Although she didn't mention acquisitions at that time, Misunas said Reed was looking for "a technical nucleus for an electronic travel store, to provide a booking capability aimed at frequent travelers and eventually tied into corporate policy and personal preferences."
Reed's plan, she said at that conference, was to "look at our products as data, and ask what media people want to use to see that data. And we're looking for a broader audience of corporate and individual travelers, beyond North America and Europe to Asia-Pacific, South America and Africa."
Since then, Reed scrutinized "a long list of companies dabbling in travel technology" before finally settling on TravelNet as not only a partner, but an acquisition.

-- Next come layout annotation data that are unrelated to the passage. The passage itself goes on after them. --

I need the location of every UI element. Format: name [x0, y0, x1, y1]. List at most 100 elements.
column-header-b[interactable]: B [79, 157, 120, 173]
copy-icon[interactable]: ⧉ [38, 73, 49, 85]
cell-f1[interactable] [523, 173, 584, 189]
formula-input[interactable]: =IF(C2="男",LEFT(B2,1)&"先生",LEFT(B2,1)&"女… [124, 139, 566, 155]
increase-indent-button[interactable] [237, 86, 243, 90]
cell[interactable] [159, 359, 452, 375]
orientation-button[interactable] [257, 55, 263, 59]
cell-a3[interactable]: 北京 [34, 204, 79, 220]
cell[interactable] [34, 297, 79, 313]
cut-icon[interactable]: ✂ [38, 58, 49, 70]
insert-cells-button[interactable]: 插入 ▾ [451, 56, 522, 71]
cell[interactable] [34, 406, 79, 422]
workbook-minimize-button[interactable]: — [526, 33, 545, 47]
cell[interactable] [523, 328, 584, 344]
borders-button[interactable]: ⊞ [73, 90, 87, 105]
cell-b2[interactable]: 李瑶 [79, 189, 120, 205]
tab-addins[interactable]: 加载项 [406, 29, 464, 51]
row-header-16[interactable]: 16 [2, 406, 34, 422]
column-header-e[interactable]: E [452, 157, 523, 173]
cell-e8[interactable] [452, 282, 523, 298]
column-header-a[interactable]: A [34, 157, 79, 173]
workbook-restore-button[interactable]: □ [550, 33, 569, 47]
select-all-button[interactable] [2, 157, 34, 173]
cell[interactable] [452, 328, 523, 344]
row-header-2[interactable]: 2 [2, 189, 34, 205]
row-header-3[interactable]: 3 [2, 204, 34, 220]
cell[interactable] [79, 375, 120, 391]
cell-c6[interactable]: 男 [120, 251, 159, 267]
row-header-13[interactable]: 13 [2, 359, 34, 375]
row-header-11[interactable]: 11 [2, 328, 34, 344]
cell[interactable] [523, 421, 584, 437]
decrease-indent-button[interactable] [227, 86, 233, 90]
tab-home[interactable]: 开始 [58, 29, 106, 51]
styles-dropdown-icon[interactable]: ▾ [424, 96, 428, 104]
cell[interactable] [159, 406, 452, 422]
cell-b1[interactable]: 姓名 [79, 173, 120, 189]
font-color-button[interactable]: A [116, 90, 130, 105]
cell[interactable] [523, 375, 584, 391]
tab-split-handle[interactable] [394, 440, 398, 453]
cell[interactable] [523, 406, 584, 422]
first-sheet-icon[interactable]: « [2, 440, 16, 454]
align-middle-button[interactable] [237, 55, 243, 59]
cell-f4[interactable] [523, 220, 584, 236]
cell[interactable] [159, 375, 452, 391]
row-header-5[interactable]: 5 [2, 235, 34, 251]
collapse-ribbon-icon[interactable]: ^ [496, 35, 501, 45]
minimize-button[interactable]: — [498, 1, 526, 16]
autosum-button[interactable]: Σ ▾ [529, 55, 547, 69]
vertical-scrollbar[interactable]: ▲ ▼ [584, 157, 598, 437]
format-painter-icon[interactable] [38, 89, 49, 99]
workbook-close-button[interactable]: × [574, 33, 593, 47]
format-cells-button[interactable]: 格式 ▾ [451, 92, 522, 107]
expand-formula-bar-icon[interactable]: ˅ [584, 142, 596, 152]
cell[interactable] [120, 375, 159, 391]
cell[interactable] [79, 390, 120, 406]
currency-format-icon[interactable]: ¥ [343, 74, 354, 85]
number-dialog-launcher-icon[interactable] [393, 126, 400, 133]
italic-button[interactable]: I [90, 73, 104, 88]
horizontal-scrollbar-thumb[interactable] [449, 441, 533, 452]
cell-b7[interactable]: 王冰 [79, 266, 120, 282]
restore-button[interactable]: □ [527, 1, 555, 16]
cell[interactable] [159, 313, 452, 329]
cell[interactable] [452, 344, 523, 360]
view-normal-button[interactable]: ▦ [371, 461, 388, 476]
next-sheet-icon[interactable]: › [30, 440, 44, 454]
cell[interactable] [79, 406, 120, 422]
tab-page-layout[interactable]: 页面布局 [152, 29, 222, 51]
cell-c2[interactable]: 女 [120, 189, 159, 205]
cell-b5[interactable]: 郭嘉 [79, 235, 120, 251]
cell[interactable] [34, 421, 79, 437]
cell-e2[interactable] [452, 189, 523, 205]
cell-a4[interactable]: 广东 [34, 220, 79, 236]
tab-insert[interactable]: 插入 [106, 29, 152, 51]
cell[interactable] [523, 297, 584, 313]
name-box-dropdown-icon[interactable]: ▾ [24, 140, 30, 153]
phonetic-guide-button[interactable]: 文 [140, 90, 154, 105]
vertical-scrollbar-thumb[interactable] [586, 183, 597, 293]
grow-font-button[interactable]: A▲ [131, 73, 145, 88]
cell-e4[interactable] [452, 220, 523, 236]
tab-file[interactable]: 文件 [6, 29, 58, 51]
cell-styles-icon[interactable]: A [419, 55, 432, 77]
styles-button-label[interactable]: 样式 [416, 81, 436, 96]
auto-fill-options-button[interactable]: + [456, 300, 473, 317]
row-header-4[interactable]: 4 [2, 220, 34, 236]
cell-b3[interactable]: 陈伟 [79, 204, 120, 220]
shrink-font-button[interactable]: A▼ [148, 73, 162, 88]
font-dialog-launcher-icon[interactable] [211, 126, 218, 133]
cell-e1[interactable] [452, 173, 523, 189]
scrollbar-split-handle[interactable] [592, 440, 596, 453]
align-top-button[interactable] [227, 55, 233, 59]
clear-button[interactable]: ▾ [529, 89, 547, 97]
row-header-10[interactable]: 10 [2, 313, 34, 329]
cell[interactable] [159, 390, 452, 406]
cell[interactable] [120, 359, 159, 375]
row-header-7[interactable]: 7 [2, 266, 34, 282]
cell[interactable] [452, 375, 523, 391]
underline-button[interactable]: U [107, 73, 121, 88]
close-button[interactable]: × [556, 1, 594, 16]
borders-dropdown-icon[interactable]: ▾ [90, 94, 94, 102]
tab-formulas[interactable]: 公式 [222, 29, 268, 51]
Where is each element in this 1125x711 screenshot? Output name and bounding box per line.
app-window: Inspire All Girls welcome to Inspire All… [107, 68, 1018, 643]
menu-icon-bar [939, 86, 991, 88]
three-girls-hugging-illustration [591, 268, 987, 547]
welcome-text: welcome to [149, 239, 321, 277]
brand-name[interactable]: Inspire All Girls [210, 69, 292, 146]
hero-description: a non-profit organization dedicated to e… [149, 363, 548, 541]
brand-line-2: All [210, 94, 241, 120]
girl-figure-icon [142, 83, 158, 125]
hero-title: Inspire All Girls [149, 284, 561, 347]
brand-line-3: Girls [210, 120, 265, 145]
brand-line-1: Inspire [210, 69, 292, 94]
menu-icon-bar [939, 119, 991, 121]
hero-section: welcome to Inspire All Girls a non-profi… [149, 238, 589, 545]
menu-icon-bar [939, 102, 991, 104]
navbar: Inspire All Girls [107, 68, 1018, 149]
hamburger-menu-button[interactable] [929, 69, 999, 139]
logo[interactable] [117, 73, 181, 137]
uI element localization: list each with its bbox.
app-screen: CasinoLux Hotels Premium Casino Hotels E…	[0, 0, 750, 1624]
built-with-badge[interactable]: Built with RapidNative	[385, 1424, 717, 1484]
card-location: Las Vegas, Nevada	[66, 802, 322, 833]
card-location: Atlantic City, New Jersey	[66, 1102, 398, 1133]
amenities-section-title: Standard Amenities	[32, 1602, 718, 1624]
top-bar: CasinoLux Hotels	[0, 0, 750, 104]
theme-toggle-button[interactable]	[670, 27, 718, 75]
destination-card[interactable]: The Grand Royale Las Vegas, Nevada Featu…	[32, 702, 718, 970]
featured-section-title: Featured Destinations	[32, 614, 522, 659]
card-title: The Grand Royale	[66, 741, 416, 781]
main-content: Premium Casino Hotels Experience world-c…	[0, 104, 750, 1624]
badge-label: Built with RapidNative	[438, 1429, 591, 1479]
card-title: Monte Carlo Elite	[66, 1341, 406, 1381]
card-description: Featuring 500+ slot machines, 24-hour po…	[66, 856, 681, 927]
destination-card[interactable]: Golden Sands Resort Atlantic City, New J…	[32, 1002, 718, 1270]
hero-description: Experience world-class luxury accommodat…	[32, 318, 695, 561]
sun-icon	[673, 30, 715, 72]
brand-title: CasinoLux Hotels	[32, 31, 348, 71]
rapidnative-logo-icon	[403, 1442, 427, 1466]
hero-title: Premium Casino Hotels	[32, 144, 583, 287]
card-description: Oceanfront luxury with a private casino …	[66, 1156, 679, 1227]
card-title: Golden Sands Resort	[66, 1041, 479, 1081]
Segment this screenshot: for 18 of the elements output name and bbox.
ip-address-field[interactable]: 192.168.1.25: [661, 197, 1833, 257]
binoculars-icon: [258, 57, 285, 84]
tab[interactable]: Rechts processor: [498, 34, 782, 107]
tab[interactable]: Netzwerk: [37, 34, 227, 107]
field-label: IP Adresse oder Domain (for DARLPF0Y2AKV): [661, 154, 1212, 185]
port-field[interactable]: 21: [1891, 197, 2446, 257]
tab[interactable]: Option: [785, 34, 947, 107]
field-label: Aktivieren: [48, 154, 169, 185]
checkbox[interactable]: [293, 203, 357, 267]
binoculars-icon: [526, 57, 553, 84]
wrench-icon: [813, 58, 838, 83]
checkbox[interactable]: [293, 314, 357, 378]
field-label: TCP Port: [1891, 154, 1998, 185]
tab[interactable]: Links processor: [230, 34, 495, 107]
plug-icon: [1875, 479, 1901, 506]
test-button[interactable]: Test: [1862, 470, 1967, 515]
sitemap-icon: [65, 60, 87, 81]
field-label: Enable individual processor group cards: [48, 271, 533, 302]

With the deal being struck over the New Year holiday, Misunas had by press time not yet discussed the ramifications of the new contract with Carlson Wagonlit Travel president and CEO Travis Tanner.
Misunas said Reed "certainly would love to continue that relationship, and I assume Travis would too." Carlson executives declined comment.
Misunas said that Reed's recent tab for acquisitions, which included both TravelNet and destination information supplier Weissmann Travel Reports, totaled $25 million, with "the majority" of that going to TravelNet.
She is confident that the money is well spent on online travel services. "I think this is going to be the year that this industry starts breaking open," she said. "People are going to be pleasantly surprised at the breadth of opportunity these systems provide, and at what they can do in terms of information management and cost management." To that end, she intends to roll out the Voyager system to her own travelers at the Reed Travel Group.
TravelNet customers seemed pleased at the company's newfound stability. "At TravelNet, funding has always been an issue in the background," said Patricia Carlin, corporate travel manager for Sybase Inc. in Emeryville, Calif. "I think people were hesitant to buy TravelNet's earlier system, Resolution, because it was hard for corporate agencies to use. But Voyager is a winner, and it's nice to know TravelNet now has the funding to give it a chance.